Monday, October 22, 2007

Being in Charge


Being in charge of a project means that you are in charge.

It helps to consider a list of people and things that are not responsible for the results:


  1. Your team members. They will make important contributions and you should not have to do all of the work, but they are not in charge. You are.

  2. The schedule. It can be brutal and unreasonable but it is inanimate. Numbers on pages are not in charge.

  3. The resources. You may not have all that you'd wish; in fact, you probably don't. Too bad. Make do with what you have.

  4. The goal. If you didn't like the goal, you should have mentioned that before taking on the assignment. You did and got overruled? Then if the project is ethical, do your best to achieve the goal. If the project is unethical, do nothing to implement it.

  5. People who promised things and didn't come through. When you are in charge, you are responsible for anticipating such problems, not moaning about them. You should have had a Plan B and perhaps even Plans C and D.

  6. Dissenters.
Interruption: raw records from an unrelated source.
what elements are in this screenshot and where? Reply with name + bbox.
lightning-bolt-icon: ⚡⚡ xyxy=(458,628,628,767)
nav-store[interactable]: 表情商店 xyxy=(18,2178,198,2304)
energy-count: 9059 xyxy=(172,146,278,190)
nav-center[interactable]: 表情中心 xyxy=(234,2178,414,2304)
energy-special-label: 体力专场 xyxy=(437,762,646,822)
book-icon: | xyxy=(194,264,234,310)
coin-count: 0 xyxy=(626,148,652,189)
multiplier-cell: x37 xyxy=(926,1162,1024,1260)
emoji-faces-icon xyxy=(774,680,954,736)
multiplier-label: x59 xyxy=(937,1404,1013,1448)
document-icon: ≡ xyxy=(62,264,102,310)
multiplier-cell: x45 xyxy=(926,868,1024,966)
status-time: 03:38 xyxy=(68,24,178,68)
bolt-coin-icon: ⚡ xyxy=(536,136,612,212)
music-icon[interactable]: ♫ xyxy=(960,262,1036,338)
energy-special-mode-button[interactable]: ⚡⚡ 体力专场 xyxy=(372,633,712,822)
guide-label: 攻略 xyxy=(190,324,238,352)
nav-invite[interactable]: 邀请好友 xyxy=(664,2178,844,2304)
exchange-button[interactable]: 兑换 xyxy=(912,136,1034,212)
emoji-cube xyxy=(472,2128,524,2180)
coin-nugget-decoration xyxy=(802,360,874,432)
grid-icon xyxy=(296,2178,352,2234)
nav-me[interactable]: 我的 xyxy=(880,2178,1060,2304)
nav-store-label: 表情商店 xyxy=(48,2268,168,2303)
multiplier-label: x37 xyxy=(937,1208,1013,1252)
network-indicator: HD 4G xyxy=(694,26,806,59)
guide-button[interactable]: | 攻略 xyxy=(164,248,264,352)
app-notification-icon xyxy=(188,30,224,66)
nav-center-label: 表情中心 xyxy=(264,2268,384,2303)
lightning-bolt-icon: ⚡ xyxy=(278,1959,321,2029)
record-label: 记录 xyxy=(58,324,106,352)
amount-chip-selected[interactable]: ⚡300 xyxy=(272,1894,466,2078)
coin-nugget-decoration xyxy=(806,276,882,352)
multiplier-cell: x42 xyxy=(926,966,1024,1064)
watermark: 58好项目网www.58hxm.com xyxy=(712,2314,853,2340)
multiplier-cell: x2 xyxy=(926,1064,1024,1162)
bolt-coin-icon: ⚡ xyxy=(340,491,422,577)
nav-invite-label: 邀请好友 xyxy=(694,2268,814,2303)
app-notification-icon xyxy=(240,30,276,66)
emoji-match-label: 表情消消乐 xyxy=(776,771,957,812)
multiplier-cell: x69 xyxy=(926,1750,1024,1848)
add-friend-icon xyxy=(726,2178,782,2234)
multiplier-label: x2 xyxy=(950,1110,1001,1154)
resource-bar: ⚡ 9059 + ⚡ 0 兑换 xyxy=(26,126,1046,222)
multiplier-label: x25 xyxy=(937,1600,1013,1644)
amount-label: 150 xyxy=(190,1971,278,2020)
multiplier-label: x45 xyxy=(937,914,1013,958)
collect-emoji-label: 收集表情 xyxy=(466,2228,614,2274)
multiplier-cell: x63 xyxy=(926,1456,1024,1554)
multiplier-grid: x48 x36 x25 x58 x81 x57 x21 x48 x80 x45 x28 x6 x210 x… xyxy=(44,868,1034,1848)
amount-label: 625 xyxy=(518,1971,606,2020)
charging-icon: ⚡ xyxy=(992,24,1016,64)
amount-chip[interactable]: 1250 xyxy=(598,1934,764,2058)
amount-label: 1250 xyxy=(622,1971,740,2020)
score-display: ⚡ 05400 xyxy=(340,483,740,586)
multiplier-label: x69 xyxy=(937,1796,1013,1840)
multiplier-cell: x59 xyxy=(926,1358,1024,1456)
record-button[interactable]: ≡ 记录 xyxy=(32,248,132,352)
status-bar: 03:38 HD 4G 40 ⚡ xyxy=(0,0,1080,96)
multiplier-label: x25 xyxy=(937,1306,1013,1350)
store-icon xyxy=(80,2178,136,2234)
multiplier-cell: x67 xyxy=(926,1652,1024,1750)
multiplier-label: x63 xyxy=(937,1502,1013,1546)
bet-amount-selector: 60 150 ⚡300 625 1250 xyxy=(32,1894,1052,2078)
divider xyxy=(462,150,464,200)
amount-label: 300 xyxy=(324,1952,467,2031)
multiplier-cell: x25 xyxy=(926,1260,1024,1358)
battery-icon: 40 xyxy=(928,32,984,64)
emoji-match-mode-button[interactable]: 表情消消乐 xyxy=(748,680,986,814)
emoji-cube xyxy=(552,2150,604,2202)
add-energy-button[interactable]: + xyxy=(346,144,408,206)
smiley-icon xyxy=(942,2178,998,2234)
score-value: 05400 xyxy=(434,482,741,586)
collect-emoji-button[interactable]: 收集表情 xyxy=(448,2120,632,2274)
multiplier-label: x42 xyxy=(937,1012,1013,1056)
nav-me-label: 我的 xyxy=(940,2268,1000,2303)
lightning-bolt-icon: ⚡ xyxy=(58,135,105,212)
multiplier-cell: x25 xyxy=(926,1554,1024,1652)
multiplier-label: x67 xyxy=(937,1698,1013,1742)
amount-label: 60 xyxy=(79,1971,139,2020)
Someone doesn't like your approach? Listen carefully. If they have a good point, make a change if doing so with not be harmful. If they don't, proceed with your plan of action. You can't please everyone.

  7. Perfectionists. Your plan has flaws? All plans do. Don't let prolonged analysis turn into paralysis. You're in charge. Make things happen.

2 comments:

Unknown said...

Great list - now I have to figure a subtle way to get a few people I work with to read it . . .

Michael Wade said...

Kelly,

Sorry for the delay in responding. Be very subtle and pin the post on the bulletin board...but don't write names next to various points.